Economiste de formation, ancien ministre, titulaire d’un DEA en économie du développement, Bissiri Joseph Sirima est aujourd’hui à la tête du Millenium challenge account (MCA). Le MCA vient de franchir une étape importante en déposant son compact le 24 octobre dernier auprès du Millenium challenge corporation de Washington.

Dans cet entretien, M. Sirima évoque les prochaines étapes de la mise en route de cette initiative dont l’objectif est d’accélérer la croissance dans les pays en développement.

Sidwaya (S) : Qu’est-ce qui a présidé à la mise en place du millenium challenge account MCA) ?
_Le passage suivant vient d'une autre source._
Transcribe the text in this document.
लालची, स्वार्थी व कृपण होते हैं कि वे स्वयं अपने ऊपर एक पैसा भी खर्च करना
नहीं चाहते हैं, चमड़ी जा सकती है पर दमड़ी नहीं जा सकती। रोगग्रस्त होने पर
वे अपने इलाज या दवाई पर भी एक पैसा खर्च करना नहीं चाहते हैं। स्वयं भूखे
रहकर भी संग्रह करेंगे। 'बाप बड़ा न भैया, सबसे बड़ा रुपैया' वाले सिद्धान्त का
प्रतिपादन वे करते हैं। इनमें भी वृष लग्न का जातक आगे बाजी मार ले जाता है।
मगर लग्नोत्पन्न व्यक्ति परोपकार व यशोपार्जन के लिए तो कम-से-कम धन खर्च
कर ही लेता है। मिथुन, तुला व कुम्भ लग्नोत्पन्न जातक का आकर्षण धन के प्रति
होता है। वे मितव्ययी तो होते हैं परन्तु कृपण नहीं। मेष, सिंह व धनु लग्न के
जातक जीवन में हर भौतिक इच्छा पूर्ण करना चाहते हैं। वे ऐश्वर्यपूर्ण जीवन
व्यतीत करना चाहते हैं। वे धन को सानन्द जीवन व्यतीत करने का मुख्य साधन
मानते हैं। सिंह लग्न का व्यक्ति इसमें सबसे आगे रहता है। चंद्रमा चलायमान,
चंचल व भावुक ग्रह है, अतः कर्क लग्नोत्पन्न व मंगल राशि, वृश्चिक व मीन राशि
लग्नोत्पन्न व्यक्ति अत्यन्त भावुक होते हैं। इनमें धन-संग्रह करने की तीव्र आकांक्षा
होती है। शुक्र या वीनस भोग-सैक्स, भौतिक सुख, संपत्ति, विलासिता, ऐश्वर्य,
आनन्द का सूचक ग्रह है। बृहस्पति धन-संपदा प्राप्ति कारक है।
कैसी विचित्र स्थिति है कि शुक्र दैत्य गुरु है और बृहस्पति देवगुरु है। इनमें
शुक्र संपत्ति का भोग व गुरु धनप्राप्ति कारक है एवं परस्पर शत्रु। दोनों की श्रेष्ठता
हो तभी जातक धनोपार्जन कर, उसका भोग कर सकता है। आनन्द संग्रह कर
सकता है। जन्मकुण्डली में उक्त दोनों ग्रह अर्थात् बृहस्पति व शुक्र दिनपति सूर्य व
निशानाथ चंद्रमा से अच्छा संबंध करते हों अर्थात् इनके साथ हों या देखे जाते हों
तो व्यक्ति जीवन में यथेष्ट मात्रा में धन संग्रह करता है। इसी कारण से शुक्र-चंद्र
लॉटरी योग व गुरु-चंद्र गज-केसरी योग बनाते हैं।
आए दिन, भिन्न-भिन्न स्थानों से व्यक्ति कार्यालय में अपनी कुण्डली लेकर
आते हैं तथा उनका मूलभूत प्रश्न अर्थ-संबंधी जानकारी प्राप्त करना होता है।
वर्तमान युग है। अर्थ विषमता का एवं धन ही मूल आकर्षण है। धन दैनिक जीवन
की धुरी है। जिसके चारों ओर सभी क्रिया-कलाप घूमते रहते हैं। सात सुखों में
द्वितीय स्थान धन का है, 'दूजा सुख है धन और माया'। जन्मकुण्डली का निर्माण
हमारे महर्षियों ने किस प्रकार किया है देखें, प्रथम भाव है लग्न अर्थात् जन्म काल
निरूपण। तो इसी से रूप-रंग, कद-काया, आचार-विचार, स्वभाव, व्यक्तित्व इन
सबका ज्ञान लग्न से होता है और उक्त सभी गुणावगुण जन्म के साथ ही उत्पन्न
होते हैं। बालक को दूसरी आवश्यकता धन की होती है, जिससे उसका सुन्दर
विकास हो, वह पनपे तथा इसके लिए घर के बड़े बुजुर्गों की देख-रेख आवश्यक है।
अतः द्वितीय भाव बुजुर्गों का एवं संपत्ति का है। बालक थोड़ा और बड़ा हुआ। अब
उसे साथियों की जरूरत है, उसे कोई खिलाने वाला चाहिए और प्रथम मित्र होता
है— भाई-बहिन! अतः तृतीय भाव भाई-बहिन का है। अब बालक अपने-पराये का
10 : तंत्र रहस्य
Bissiri Joseph Sirima (BJS) : Le Millenium challenge account a été créé suite à l’éligibilité du Burkina Faso en novembre 2005 au MCC(Millenium challenge corporation) de Washington. Suite à la rencontre de Montéray en 2002, les pays développés s’étaient engagés à aider beaucoup plus que cela ne l’a été, les pays en développement pour atteindre les Objectifs du millénaire pour le développement (OMD). Voici le point de départ du MCA dont l’objectif est d’accélérer la croissance dans les pays pauvres.

Le président Chirac avait proposé de prélever des taxes sur les billets d’avions, à partir de la classe affaires, pour financer le développement en vue d’atteindre les Objectifs du millénaire pour le développement (OMD). Le président George Bush, au nom des Etats-Unis d’Amérique a imaginé le Fonds MCC pour aider les pays qui consentent déjà des efforts pour se sortir de la pauvreté. Le MCA est compris dans le MCC, c’est-à-dire le fonds pour relever les défis du millénaire. A ce fonds, les pays sont éligibles suivant des critères bien définis.

S. : Quelles sont ces critères ?

BJS : Il y a une batterie de 16 indicateurs que l’on peut succinctement regrouper en trois domaines essentiels : le domaine de la gouvernance, le renforcement des ressources humaines, l’environnement économique. Un des critères essentiels est la lutte contre la pauvreté, la corruption. Si un pays ne respecte pas cet indicateur, il ne peut pas être éligible au MCA. Il y a d’autres critères comme la scolarisation des filles, l’environnement des affaires ou le temps mis pour créer une entreprise, la pression fiscale, l’inflation.

Le Burkina a été éligible après avoir traversé toutes ces étapes. Une mission est venue au Burkina Faso en décembre 2005 évaluer l’état des lieux. En janvier 2006, une autre mission est venue expliquer aux autorités ce qu’il faut faire lorsque l’on est éligible pour pouvoir bénéficier des fonds. Et l’une des premières dispositions consistait à mettre en place une structure MCA local. C’est ainsi que le MCA-Burkina a été créé en février 2006. J’ai donc été nommé à cette période, coordonateur natonal du MCA.

S. : Après le dépot du compact en octobre dernier, quelle sera la prochaine étape ?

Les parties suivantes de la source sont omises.